Sorgho L’évaluation variétale du sorgho remise à plat

Juliette Cassagnes Terre-net média

L’évaluation variétale du sorgho était jusqu’en 2006 basée uniquement sur la précocité, ne représentant « qu’imparfaitement le potentiel des différentes variétés de sorgho » précise Jean-Luc Verdier, d’Arvalis Institut du végétal. C’est ce qui explique la refonte récente du système de classification. Le nouveau système, basé sur les conditions de culture, est, selon l’expert, « novateur puisqu’il n’existe pour aucune autre espèce ».

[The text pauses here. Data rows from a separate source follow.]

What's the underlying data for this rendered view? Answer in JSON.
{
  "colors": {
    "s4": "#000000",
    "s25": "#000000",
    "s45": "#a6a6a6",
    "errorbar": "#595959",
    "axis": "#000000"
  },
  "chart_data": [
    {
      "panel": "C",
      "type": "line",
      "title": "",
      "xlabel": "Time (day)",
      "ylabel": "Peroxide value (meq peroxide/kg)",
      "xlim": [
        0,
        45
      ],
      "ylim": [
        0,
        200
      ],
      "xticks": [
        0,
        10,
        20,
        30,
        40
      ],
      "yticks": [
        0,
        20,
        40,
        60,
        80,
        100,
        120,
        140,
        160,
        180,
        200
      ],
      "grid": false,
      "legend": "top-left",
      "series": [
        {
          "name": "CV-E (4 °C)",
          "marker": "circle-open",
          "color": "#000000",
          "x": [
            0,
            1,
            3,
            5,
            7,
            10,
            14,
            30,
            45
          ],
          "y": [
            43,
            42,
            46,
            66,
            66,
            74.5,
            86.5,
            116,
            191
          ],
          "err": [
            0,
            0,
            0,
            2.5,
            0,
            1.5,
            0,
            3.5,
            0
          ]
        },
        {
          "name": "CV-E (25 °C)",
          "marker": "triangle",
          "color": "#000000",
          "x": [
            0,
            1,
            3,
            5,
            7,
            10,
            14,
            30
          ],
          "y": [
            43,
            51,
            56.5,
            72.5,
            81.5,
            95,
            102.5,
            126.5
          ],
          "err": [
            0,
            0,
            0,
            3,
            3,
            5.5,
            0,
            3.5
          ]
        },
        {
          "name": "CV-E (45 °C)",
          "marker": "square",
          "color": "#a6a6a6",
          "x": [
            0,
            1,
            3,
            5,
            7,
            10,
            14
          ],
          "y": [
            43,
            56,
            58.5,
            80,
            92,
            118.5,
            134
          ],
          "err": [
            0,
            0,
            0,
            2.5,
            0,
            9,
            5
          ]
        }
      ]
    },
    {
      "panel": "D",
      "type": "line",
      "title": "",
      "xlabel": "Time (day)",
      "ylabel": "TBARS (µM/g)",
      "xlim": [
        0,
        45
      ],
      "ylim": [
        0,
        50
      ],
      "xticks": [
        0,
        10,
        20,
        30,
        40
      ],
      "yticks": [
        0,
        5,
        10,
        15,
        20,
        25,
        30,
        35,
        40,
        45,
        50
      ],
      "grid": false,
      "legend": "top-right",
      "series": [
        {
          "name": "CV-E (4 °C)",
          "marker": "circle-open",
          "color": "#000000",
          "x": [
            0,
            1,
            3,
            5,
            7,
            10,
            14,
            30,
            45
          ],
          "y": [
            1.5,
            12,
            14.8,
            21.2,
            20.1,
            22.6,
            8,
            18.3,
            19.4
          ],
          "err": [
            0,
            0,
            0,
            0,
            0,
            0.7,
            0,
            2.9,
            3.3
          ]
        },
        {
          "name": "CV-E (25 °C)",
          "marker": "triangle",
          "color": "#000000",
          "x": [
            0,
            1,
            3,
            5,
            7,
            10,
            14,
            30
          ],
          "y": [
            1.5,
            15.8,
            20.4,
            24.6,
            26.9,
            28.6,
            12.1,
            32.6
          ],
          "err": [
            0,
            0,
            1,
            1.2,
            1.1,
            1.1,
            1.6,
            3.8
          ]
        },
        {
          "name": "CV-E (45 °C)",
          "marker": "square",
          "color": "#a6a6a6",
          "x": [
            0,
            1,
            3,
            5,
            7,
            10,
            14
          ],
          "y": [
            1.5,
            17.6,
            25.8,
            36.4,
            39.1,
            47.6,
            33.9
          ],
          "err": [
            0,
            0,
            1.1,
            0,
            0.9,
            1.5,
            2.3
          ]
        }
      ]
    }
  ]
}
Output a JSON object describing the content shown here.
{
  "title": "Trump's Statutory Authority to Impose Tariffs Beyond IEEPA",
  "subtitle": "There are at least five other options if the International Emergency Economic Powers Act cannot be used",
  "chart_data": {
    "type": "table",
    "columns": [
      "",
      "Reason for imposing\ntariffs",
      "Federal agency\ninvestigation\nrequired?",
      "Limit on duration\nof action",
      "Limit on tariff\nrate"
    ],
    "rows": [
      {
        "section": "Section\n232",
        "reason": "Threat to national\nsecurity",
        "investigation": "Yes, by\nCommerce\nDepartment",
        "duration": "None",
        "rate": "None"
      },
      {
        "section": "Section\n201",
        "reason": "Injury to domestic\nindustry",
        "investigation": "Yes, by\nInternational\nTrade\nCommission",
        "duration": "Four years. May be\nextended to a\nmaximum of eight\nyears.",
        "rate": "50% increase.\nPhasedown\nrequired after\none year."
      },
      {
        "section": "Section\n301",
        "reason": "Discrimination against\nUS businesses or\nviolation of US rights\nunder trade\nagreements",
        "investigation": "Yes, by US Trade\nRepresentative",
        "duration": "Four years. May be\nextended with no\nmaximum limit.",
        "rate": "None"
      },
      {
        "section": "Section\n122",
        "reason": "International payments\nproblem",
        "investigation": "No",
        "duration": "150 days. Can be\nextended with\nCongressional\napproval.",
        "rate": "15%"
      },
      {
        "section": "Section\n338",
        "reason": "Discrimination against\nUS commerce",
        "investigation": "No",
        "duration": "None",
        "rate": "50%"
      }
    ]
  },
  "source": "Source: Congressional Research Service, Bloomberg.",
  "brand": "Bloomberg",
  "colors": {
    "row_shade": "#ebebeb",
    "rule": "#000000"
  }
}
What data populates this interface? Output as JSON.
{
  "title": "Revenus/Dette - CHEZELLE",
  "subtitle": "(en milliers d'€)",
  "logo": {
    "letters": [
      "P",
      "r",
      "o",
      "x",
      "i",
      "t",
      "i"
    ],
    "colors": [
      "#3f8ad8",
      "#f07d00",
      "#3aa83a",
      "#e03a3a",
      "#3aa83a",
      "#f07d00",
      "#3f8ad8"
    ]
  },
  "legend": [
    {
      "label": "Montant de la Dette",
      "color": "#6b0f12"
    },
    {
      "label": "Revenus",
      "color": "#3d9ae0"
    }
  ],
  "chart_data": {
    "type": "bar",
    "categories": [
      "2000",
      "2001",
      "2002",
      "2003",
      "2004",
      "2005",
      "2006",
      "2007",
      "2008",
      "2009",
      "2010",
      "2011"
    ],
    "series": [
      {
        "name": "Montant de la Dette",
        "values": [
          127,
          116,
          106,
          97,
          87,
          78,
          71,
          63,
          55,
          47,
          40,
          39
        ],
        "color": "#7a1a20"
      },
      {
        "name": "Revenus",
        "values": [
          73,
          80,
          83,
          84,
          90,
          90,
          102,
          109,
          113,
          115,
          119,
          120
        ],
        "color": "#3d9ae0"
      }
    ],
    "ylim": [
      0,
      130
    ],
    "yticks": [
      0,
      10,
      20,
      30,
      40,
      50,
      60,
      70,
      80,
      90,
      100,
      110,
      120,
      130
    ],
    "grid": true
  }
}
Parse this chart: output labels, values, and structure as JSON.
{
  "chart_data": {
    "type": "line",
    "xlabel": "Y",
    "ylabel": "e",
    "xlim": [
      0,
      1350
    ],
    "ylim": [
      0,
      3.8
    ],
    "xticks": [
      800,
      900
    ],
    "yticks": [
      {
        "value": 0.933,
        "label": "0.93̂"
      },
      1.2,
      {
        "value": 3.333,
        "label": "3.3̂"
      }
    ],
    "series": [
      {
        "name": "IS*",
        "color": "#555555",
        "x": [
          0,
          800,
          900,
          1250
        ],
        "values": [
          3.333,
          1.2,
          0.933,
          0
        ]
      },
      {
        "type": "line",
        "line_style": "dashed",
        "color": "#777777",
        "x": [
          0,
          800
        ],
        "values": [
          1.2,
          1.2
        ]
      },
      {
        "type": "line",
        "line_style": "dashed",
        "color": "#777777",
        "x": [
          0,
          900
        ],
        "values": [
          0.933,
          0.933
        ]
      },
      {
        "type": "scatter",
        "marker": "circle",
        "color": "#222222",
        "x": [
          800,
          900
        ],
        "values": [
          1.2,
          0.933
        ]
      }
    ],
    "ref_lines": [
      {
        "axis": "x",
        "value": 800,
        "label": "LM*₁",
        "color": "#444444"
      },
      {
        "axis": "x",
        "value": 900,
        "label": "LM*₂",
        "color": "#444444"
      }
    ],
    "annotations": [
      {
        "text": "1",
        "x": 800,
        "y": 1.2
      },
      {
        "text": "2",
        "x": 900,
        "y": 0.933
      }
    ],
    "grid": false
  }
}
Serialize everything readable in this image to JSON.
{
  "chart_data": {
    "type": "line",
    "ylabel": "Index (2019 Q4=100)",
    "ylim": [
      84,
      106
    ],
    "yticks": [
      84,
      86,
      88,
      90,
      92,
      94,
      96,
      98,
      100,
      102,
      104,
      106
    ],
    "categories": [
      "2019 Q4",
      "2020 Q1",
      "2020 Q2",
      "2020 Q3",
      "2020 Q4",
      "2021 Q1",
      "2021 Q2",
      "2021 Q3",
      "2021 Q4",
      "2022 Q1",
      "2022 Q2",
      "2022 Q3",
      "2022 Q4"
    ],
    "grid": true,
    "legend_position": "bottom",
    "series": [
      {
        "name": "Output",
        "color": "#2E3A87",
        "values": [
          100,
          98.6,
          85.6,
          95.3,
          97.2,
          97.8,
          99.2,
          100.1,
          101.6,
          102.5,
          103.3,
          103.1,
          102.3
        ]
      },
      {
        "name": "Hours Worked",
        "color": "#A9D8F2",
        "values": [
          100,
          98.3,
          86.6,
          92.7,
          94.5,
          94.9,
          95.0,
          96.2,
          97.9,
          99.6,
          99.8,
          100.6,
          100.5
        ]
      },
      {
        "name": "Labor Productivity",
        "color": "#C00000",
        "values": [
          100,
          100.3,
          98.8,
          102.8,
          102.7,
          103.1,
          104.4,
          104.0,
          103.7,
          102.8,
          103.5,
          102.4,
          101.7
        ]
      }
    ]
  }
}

Les évolutions portent sur le nombre de groupes, qui passe de 4 à 3 groupes, avec les appellations « variétés très précoces », « variétés précoces à demi précoces », et « variétés demi tardives à tardives ». Pour le premier groupe, les variétés très précoces, seul le facteur de précocité est retenu. Pour les deux groupes par contre, les facteurs des conditions de culture (disponibilité en eau, irrigation, densité de semis, fertilisation azotée) ont été retenus comme critères de choix, et avec le facteur "température" non limitant.


Trois nouveaux groupes permettent de classer les variétés de sorgho; cette nouveauté doit aider les producteurs dans le choix de leurs variétés (© Arvalis)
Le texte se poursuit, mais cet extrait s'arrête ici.